Phylogenetic tree constructed with VP3/VP1 (nt 2,165–2,457 with respect to HPeV1 strain Harris; accession number S45208) nucleotide sequences from reference strains (in bold) and Italian HPeV strains (n = 21) from 19 patients. Phylogenetic analysis was inferred by using the maximum likelihood method based on the Tamura 3‐parameter model as an evolutionary model. A discrete gamma distribution was used to model evolutionary rate differences among sites. The tree was drawn to scale, with branch lengths measured in the number of substitutions per site.

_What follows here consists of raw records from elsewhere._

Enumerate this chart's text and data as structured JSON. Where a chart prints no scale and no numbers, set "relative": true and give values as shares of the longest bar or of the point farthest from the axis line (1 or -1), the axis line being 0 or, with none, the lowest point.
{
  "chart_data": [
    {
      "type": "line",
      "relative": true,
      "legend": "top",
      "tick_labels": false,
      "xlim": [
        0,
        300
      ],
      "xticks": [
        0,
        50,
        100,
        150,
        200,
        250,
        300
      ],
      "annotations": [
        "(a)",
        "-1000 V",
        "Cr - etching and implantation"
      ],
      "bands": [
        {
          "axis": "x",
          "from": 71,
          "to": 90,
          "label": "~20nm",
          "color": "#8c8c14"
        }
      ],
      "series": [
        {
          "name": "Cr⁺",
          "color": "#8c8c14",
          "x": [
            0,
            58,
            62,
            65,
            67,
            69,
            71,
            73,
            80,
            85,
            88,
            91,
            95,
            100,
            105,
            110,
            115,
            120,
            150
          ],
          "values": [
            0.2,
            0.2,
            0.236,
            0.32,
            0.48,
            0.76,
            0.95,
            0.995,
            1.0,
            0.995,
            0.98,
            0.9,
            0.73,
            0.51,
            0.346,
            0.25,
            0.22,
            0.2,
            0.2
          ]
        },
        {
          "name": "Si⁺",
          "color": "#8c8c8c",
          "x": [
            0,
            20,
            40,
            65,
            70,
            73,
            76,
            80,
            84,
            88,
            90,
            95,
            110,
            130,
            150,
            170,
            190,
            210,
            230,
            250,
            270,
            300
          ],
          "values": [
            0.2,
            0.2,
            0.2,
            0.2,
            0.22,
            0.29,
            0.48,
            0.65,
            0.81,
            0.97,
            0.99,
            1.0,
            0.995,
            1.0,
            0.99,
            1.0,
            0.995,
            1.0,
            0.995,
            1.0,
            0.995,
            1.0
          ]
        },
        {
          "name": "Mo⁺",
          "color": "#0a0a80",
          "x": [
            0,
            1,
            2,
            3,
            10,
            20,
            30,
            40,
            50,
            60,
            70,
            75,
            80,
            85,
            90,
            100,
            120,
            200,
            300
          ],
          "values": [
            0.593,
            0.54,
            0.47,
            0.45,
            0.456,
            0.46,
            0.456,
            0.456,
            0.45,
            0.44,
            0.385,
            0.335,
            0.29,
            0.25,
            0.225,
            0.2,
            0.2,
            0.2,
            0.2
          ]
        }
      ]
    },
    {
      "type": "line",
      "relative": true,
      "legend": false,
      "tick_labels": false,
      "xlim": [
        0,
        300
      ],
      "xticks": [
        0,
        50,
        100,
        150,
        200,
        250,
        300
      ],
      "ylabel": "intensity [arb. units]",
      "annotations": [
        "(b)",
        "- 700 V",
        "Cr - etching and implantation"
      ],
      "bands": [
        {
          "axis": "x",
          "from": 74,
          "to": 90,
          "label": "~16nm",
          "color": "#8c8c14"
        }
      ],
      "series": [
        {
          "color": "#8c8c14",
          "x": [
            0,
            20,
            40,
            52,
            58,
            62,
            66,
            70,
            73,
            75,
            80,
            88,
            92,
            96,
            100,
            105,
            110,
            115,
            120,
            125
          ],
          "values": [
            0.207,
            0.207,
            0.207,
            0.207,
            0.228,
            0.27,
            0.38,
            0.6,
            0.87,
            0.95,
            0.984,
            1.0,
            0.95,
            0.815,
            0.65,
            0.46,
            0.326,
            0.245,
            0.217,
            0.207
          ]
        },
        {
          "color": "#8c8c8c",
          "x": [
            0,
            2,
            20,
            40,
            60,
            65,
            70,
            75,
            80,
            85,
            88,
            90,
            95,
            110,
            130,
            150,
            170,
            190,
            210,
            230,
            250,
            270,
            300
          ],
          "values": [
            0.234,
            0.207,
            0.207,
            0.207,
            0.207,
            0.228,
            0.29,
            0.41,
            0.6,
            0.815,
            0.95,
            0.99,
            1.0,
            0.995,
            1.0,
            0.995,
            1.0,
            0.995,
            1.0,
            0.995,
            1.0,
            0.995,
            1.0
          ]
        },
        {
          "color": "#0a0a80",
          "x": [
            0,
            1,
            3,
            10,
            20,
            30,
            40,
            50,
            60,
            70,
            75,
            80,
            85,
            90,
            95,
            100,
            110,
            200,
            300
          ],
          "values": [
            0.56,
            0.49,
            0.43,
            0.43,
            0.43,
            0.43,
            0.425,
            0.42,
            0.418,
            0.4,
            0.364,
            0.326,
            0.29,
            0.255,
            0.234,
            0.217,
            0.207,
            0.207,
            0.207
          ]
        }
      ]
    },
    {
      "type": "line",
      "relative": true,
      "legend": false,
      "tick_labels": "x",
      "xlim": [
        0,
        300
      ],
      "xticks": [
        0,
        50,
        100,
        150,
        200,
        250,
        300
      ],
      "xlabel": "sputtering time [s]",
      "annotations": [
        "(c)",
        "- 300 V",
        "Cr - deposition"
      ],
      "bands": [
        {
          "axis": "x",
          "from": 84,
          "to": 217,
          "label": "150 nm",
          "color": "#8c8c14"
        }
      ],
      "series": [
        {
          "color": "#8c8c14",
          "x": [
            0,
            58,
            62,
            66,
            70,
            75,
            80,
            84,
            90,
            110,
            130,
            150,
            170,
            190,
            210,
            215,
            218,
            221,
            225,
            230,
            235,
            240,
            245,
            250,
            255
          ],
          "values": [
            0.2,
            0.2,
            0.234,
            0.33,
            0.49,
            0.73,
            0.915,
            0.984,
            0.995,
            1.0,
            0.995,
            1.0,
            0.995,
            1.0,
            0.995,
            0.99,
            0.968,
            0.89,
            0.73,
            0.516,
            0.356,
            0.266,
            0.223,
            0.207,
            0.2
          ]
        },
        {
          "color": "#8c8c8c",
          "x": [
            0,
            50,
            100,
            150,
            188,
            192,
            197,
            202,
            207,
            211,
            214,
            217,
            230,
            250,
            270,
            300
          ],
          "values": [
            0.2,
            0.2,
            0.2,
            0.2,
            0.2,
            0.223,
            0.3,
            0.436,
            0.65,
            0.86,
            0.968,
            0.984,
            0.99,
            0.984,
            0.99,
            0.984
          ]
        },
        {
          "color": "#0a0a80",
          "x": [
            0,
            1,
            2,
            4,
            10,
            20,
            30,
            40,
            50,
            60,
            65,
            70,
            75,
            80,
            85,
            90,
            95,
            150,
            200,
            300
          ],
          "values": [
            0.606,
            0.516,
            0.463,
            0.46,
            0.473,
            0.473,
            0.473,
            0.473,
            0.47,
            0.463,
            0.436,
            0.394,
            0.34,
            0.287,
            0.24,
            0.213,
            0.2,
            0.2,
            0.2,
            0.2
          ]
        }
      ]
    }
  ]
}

Phylogenetic tree constructed with VP3/VP1 (nt 2,165–2,457 with respect to HPeV1 strain Harris; accession number S45208) nucleotide sequences from reference strains (in bold) and Italian HPeV strains (n = 21) from 19 patients. Phylogenetic analysis was inferred by using the maximum likelihood method based on the Tamura 3‐parameter model as an evolutionary model. A discrete gamma distribution was used to model evolutionary rate differences among sites. The tree was drawn to scale, with branch lengths measured in the number of substitutions per site. Nucleotide identity among HPeV1 sequence strains ranged from 84.3% to 100%, and in HPeV3 sequences from 92.9% to 100%. HPeV1 sequence strains from patients #11, #12, and #13 were closely related (100% identity) and were indentified in patients hospitalized in the same pediatric unit (Table I). The HPeV3 sequences amplified from different clinical samples of patient #18 were identical to each other. HPeV3 sequence from patient #6 was amplified from a NPA sample collected in 2008 and was divergent from sequences circulating in 2009 and 2010.

DISCUSSION

In agreement with previous data a low prevalence of HPeV in respiratory samples was observed [Harvala et al., 2008] and detection was restricted to the patients <2 years of age. The frequent association of HPeV infections with other respiratory viruses may indicate a less pathogenic role for HPeV compared to the other viruses infecting the respiratory tract. The low number of single infections in our series did not allow to draw major conclusions on the role of HPeV respiratory syndromes. Few data have been published on the duration of virus shedding. In our series, HPeV infection persisted for 25 days in two neonates. HPeV3 has been shown recently to be an important cause of severe infections in very young children including sepsis‐like illness and encephalitis [Ito et al., 2004; Boivin et al., 2005; Levorson et al., 2009]. In our series, five patients <1 month of age with sepsis‐like illness were infected with HPeV3. In three of these patients, multiple samples (plasma, stool, CSF, or respiratory sample) were HPeV‐positive. These findings support the hypothesis of a disseminated infection caused by HPeV3 [Piňeiro et al., 2010; Sedmak et al., 2010]. The detection of HPeV in different biologic specimens from patients with sepsis‐like illness may help to clarify the extent of the infection. On the other hand, none of patients with neurologic syndromes in the absence of sepsis‐like illness was positive for HPeV, thus suggesting that HPeV neurotropism might be limited to specific clinical conditions. In keeping with other reports [Benschop et al., 2006b, 2008; van der Sanden et al., 2008], the majority of HPeV infections in our study were observed in the fall season. Despite the limitations of this retrospective study and the need for prospective studies to better define the clinical impact of HPeV infection, some conclusions can be drawn: (i) HPeV does not circulate with high frequency, (ii) the role of HPeV in the respiratory syndrome indicated a bystander phenomena; (iii) HPeV may be associated with severe clinical syndromes in a minority of newborns, and (iv) detection of HPeVs in different clinical samples should always be considered in newborns with sepsis‐like illness.